# Autoscaling Configuration for Gradient Deployments

Paperspace Deployments are containers-as-a-service that allow you to run container images and serve machine learning models using a high-performance, low-latency service with a RESTful API.

Autoscale your Deployment to adapt to changes in Deployment metrics. Gradient autoscaling uses the [kubernetes horizontal pod autoscaler](https://kubernetes.io/docs/tasks/run-application/horizontal-pod-autoscale/). Some defaults have been chosen to make it easier to quickly scale up and down the deployment.

Autoscaling scales up and down the deployment based on a chosen `metric`, `summary` function and specified `value`. The number of current replicas for each deployment never scales below `replicas` or above `maxReplicas`.

Scale down is calculated on a 5 minute period. This means that if your application is underutilized for 5 minutes, it scales down to the number of replicas required to handle the current load.

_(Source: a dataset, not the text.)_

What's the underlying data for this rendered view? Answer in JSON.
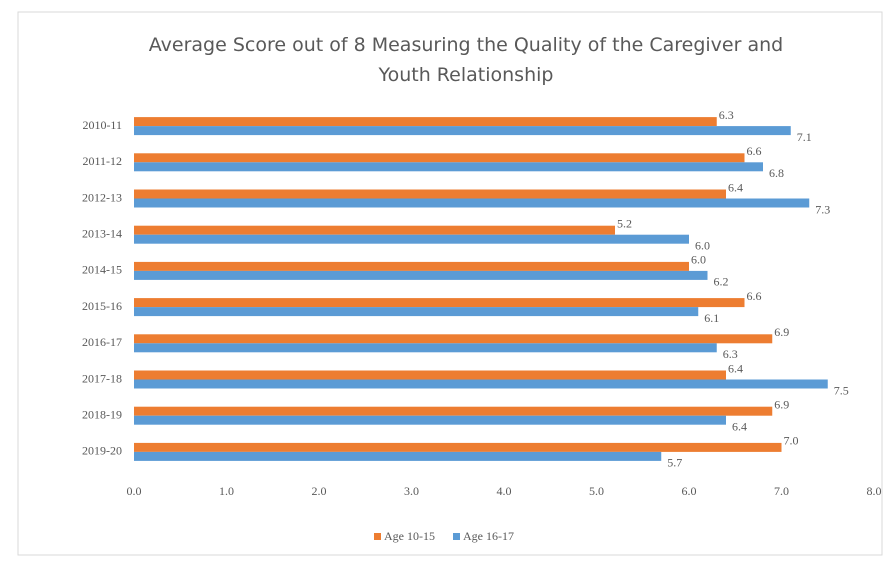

To change the autoscaling configuration, update the spec through the Paperspace console or CLI.

## Configure Autoscaling

Use the following parameters in the deployment spec to configure autoscaling:

- `enabled` (default: true): Turn autoscaling on or off.
- `maxReplicas` : The upper bound on the number of replicas that can be run by the deployment. The deployment’s active replicas always fall in the range between the value of `replicas` and `maxReplicas`.
- `metric` - Sets the metric used to scale up or down.
- `summary` - Sets the function used to calculate scale events.
- `value` - The summary number causes the deployment to scale.

### Autoscaling Criteria

Multiple metrics can be used in the spec to determine when to scale. If you provide multiple metric blocks, the deployment calculates a proposed replica counts for each metric, and then scale the instances to the value of the highest replica count.

The following metrics can be used:

| `metric` | `summary` | Description | Type |
|---|---|---|---|
| `cpu` | average | Average cpu utilization across each replica (% of 100) | Integer |
| `memory` | average | Average memory utilization across each replica (% of 100) | Integer |
| `requestDuration` | average | Average request duration over a 5 minute period across all IPs behind the proxy (seconds). Minimum of 10 milliseconds | Float |

## Autoscaling Example

The following spec configures all metrics available for autoscaling:

```yaml
resources:
  replicas: 1
  ...
  autoscaling:
    enabled: true # toggle for enabling/disabling autoscaling
    maxReplicas: 3 # max replicas for autoscaling
    metrics:
      - metric: cpu
        summary: average
        value: 50 # 50% cpu utilization across all replicas
      - metric: memory
        summary: average
        value: 22 # 22% memory utilization across all replicas
      - metric: requestDuration
        summary: average
        value: 0.15 # 150 millisecond request duration for the endpoint
```

As requests begin to come through, the request duration over a 5 minute period is greater than 150 ms. As a result, the deployment scales up from 1 to 2 replicas. Over the next 5 minute interval the request duration is still longer than 150 ms and the deployment scales to 3 replicas. After the stabilization period of 5 minutes, the deployment begins to scale down as the request times have fallen below 150 ms.